Rosas, who received a cooking certificate from the Cooking and Hospitality Institute of Chicago, has been the manager since May 2002, though he’s been working as a cook for 14 years.

Many employees, such as Rosas, will proudly admit that they’ve worked for Calumet Fisheries for many years.

“We would go to their birthdays and weddings; they are part of the family,” Kotlick said.

Long-term, well-established relationships with fish purveyors come in handy, too. Kotlick said many of them have been in business with Calumet Fisheries for 50 years, going so far as to open on a non-business day to provide them with more fish when they ran out the Saturday after Anthony Bourdain visited and, subsequently, after the James Beard award was announced.

John T. Edge, commentator, food writer and director of Southern Foodways Alliance, has for four years been a member of the restaurant committee that voted for Calumet Fisheries.

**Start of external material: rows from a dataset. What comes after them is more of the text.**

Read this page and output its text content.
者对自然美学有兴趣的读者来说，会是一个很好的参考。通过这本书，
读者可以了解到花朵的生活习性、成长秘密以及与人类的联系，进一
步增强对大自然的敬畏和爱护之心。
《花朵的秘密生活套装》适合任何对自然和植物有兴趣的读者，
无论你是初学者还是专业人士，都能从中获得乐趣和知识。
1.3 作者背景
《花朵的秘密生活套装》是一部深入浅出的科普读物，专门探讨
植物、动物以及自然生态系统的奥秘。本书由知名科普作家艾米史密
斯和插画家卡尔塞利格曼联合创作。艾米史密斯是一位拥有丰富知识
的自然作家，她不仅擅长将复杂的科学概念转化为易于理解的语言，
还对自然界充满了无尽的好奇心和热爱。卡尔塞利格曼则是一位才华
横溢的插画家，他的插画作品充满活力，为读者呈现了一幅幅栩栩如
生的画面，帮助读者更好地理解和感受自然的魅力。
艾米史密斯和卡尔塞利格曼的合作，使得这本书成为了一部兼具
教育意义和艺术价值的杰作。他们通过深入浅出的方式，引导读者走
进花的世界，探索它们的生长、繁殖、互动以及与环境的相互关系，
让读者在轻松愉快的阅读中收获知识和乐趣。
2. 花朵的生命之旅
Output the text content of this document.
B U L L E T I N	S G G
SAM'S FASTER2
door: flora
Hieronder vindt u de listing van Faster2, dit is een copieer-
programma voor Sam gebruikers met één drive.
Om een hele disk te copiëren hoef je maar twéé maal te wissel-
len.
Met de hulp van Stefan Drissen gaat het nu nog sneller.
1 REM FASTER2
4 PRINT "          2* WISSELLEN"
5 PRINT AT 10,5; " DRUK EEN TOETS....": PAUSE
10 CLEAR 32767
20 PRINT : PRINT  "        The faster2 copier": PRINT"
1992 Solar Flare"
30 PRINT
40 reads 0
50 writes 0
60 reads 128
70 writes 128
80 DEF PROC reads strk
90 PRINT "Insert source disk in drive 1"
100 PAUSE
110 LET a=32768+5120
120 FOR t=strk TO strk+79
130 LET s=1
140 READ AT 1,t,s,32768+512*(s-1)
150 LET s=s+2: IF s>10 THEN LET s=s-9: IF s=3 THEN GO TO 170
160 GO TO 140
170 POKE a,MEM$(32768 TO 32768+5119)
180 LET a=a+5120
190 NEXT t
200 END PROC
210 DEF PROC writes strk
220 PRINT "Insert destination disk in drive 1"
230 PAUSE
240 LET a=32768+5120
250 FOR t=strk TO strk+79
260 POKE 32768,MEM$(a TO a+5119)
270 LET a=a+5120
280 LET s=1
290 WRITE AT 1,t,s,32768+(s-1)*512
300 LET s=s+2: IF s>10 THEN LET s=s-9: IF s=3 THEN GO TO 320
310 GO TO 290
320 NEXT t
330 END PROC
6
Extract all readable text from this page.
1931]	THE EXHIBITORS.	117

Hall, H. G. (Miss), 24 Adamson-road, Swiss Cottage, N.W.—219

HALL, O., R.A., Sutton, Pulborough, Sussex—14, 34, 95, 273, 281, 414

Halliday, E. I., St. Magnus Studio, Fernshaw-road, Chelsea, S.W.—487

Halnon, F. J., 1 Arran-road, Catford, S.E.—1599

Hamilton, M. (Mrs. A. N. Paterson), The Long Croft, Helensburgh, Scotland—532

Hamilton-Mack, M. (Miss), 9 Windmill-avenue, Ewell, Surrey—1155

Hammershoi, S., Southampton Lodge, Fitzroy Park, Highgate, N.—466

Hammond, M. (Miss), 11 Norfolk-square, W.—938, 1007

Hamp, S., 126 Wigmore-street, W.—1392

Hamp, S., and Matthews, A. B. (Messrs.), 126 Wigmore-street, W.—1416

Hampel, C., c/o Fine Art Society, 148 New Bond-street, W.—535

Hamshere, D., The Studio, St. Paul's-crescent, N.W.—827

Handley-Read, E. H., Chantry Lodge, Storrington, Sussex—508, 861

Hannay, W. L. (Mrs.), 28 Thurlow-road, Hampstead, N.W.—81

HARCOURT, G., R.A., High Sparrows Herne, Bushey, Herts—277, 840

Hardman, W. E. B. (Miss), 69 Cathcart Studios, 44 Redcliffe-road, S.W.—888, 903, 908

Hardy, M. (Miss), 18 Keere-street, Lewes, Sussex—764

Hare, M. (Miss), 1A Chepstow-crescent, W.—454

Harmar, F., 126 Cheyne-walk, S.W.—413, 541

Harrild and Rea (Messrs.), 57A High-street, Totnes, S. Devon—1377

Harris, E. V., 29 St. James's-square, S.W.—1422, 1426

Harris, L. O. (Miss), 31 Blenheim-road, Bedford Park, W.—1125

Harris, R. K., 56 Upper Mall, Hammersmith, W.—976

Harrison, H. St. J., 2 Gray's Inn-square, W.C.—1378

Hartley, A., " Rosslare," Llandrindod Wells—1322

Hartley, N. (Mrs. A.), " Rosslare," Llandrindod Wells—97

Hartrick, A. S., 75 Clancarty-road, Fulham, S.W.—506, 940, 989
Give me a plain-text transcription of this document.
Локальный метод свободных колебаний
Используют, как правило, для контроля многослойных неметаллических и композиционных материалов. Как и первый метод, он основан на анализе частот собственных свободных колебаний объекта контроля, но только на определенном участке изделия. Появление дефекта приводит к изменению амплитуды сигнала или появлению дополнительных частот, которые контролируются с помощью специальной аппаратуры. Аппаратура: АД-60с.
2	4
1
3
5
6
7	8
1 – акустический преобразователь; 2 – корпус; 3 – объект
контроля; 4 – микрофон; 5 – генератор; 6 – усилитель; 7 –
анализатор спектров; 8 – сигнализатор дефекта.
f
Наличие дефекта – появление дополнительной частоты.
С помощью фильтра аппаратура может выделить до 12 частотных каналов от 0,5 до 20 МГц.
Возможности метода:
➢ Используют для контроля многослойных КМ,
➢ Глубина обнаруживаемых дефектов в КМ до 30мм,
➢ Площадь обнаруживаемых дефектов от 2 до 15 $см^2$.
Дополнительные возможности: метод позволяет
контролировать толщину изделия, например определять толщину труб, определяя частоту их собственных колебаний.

Specifically involved with the America’s Classics Award, Edge said the honor acknowledges the little guy who often times might get overlooked.

“I admire their long-time dedication to craft and artsmanship,” Edge said. “We think about food in ways that tend to isolate those foods from people who make those foods. Calumet is everyone’s type of food. They’re embraced by all.”

Still, Kotlick said he has no intentions of changing their downhome appeal, even after the media frenzy.

“We’re not trying to be a franchise,” Kotlick said. “We’re just a single independent store. It just works where we’re at. I’ve always thought that maybe one day we’d open one up north. But it’s my employees, the whole South Side tradition and the area just works. If there’s squeaky oil, you just oil it a little bit.”

The awards ceremony is planned for May 3 at Lincoln Center’s Avery Fisher Hall in New York City.